Build Custom ChatGPT Tools with MCP
End-to-end tutorial building a real-world ChatGPT tool from scratch — a product search tool that connects to an API and returns interactive widget cards.
This tutorial builds a working ChatGPT tool from scratch. We will create a product search tool that connects to a real API, returns structured data, and renders as interactive cards inside ChatGPT. Two tracks are covered: code-first with the TypeScript SDK, and visual with drio. Both produce the same result — a deployed MCP server that ChatGPT can use.
The target audience is developers who want to build something real, not just read about the protocol.

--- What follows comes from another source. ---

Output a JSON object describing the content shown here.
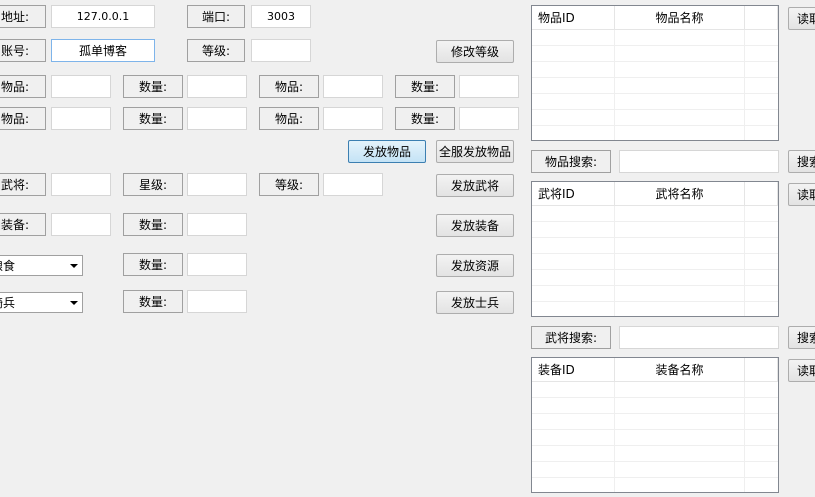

If you need the protocol fundamentals first, read What Is MCP?. If you just want to connect an existing tool to ChatGPT, see How to Add MCP Tools to ChatGPT.
What we are building
A product search tool for ChatGPT that:
- Accepts a search query and optional category filter
- Calls the PokeAPI (as a stand-in for a product catalog — free, no auth, familiar to developers)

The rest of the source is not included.